Seed QA and QC practices were traditionally conducted using Grow Out Tests (GOT): a morphology-based approach that uses a set of morphometric descriptors, or biochemical markers analyses, based on the protein profiles (isozymes) of different genotypes. In recent years, seed QA/QC has shifted to the use of DNA molecular markers. The number of DNA markers used for seed QA/QC vary between teen to a few hundreds, and the number of individuals being tested depends on the germplasm and its designated application The efficacy of the DNA marker analyses is affected by the number of markers and the number of individuals tested, but so is the cost of the analysis and the accessibility of the quality program.

We are presenting PlexSeq, a proprietary Next Generation DNA Sequencing platform that two of its qualities are a step change in seed quality testing: 
•    Multiplexing: The assay design computer program at the base of PlexSeq, utilizes an artificial intelligence algorithm that enables the design of a multiplexed amplification of up to approximately 2000 DNA markers, far in excess of what any seed quality testing requires, thus, any number of markers can be probes simultaneously in one reaction – affecting efficiency and reducing price.  
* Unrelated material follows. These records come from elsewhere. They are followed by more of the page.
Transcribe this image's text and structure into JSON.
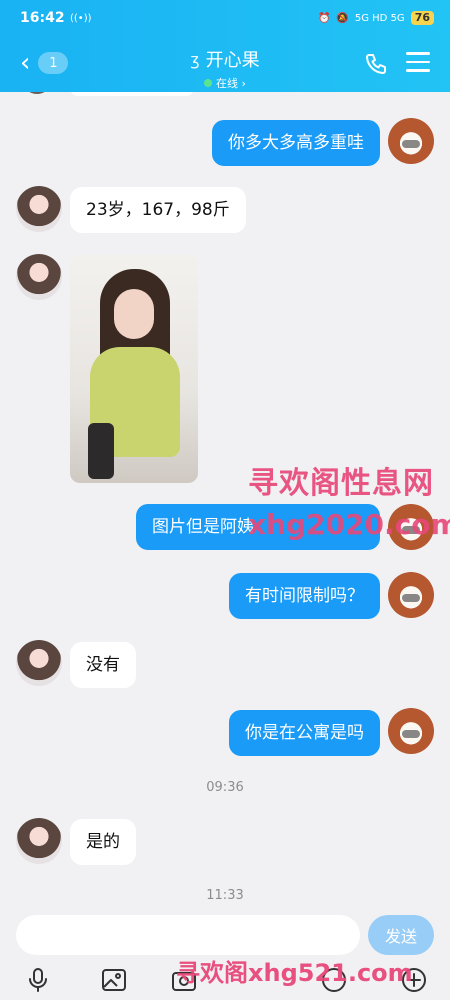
{
  "status_bar": {
    "time": "16:42",
    "network_labels": "5G HD 5G",
    "battery": "76"
  },
  "header": {
    "unread_count": "1",
    "contact_name": "开心果",
    "online_status": "在线 ›"
  },
  "messages": [
    {
      "sender": "me",
      "text": "你多大多高多重哇"
    },
    {
      "sender": "her",
      "text": "23岁，167，98斤"
    },
    {
      "sender": "her",
      "type": "image"
    },
    {
      "sender": "me",
      "text": "图片但是阿姨"
    },
    {
      "sender": "me",
      "text": "有时间限制吗？"
    },
    {
      "sender": "her",
      "text": "没有"
    },
    {
      "sender": "me",
      "text": "你是在公寓是吗"
    },
    {
      "type": "time",
      "text": "09:36"
    },
    {
      "sender": "her",
      "text": "是的"
    },
    {
      "type": "time",
      "text": "11:33"
    }
  ],
  "watermarks": {
    "line1": "寻欢阁性息网",
    "line2": "xhg2020.com",
    "line3": "寻欢阁xhg521.com"
  },
  "input": {
    "placeholder": "",
    "send_label": "发送"
  },
  "toolbar_icons": [
    "mic-icon",
    "image-icon",
    "camera-icon",
    "emoji-icon",
    "plus-icon"
  ]
}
•    Efficacy: the availability of 55,000 unique DNA barcodes, enables the analysis of any number of individuals.
•    Flexibility: Other multi-marker methodologies e.g., arrays and chips, have the oligos bound to a surface. Plexseq is not, it is a reaction mix that lends itself to be dynamically modified, and the DNA markers in use to be updated to fit the ever-evolving nature of the germplasm that is analyzed.

The attributes of Plexseq will be demonstrated by showcasing the results of 2 seed quality multiplexed DNA marker panels, one for maize (144 SNP markers) and one for USA rice (80 SNPs).